Biden called the Braves’ drive an “unstoppable, joyful run.” The team got its White House visit in with just over a week left before the 2022 regular season wraps up and the Major League Baseball playoffs begin again. The Braves trail the New York Mets by 1.5 games in the National League East but have clinched a wildcard spot for the MLB playoffs that begin Oct. 7. Chief Executive Officer Terry McGuirk said he hoped they’d be back to the White House again soon.

In August 2021, the Braves were a mess, playing barely at .500. But then they started winning. And they kept it up, taking the World Series in six games over the Houston Astros.

Biden called their performance of “history’s greatest turnarounds.”

“This team has literally been part of American history for over 150 years,” said Biden. “But none of it came easy … people counting you out. Heck, I know something about being counted out.”

Players lined up on risers behind Biden, grinning and waving to the crowd, but the player most discussed was one who hasn’t been on the team in nearly 50 years and who died last year: Hall of Famer Hank Aaron.

Hammerin’ Hank was the home run king for 33 years, dethroning Babe Ruth with a shot to left field on April 8, 1974. He was one of the most famous players for Atlanta and in baseball history, a clear-eyed chronicler of the hardships thrown his way – from the poverty and segregation of his Alabama youth to the racist threats he faced during his pursuit of one of America’s most hallowed records. He died in January at 86.

“This is team is defined by the courage of Hank Aaron,” Biden said.

McGuirk said Aaron, who held front office positions with the team and was one of Major League Baseball’s few Black executives, was watching over them.

“He’d have been there every step of the way with us if he was here,” McGuirk added.

The president often honors major league and some college sports champions with a White House ceremony, typically a nonpartisan affair in which the commander in chief pays tribute to the champs’ prowess, poses for photos and comes away with a team jersey.

Those visits were highly charged in the previous administration. Many athletes took issue with President Donald Trump’s policies and rhetoric on policing, immigration and more. Trump, for his part, didn’t take kindly to criticism from athletes or their on-field expressions of political opinions.

Under Biden, the tradition appears to be back. He’s hosted the NBA champion Milwaukee Bucks and Super Bowl champion Tampa Bay Buccaneers at the White House. On Monday he joked about first lady Jill Biden’s Philadelphia allegiances.

“Like every Philly fan, she’s convinced she knows more about everything in sports than anybody else,” he said.
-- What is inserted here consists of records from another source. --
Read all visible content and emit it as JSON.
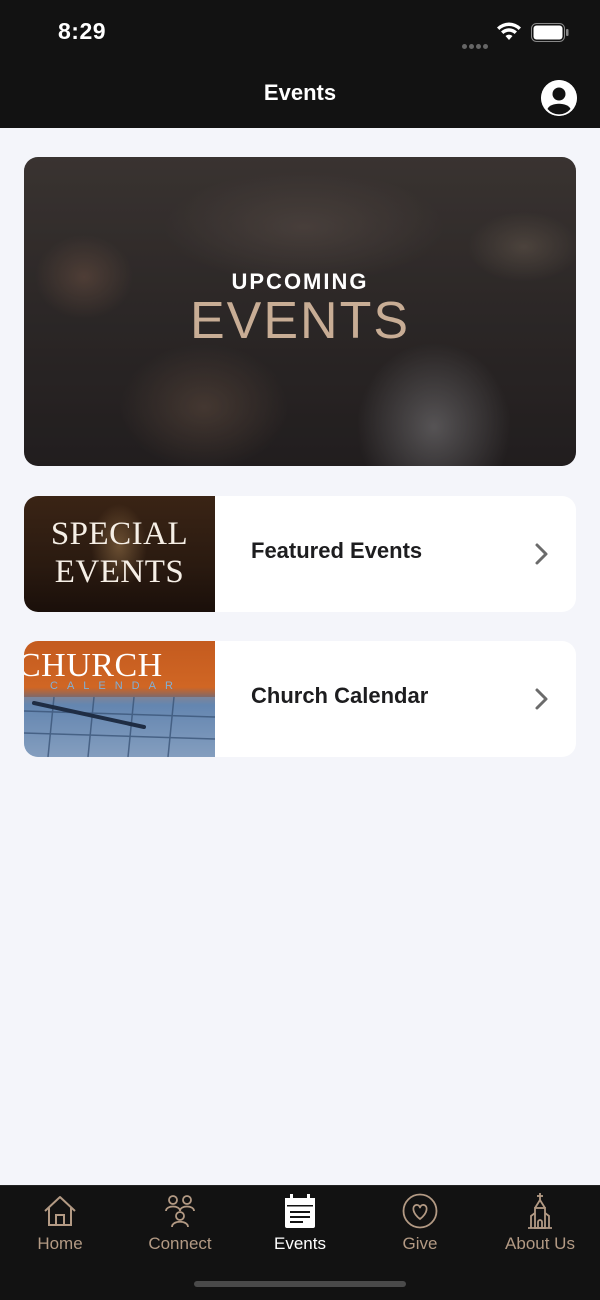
{
  "status_bar": {
    "time": "8:29"
  },
  "header": {
    "title": "Events"
  },
  "hero": {
    "line1": "UPCOMING",
    "line2": "EVENTS"
  },
  "cards": [
    {
      "label": "Featured Events",
      "thumb_line1": "SPECIAL",
      "thumb_line2": "EVENTS"
    },
    {
      "label": "Church Calendar",
      "thumb_line1": "CHURCH",
      "thumb_line2": "CALENDAR"
    }
  ],
  "tabs": [
    {
      "label": "Home",
      "icon": "home-icon"
    },
    {
      "label": "Connect",
      "icon": "people-icon"
    },
    {
      "label": "Events",
      "icon": "calendar-icon",
      "active": true
    },
    {
      "label": "Give",
      "icon": "heart-icon"
    },
    {
      "label": "About Us",
      "icon": "church-icon"
    }
  ],
  "colors": {
    "header_bg": "#121212",
    "accent_gold": "#b39a84",
    "page_bg": "#f4f5fa"
  }
}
He added that he couldn’t be too nice to the Atlanta team because it had just beaten the Phillies the previous night in extra innings.

Press secretary Karine Jean-Pierre was later questioned about the team’s name, particularly as other professional sports teams have moved away from names – like the Cleveland Indians, now the Guardians, and the Washington Redskins, now the Commanders – following years of complaints from Native American groups over the images and symbols.

She said it was important for the country to have the conversation. “And Native American and Indigenous voices – they should be at the center of this conversation,” she said.

Biden supported MLB’s decision to pull the 2021 All-Star Game from Atlanta to protest Georgia’s sweeping new voting law, which critics contend is too restrictive.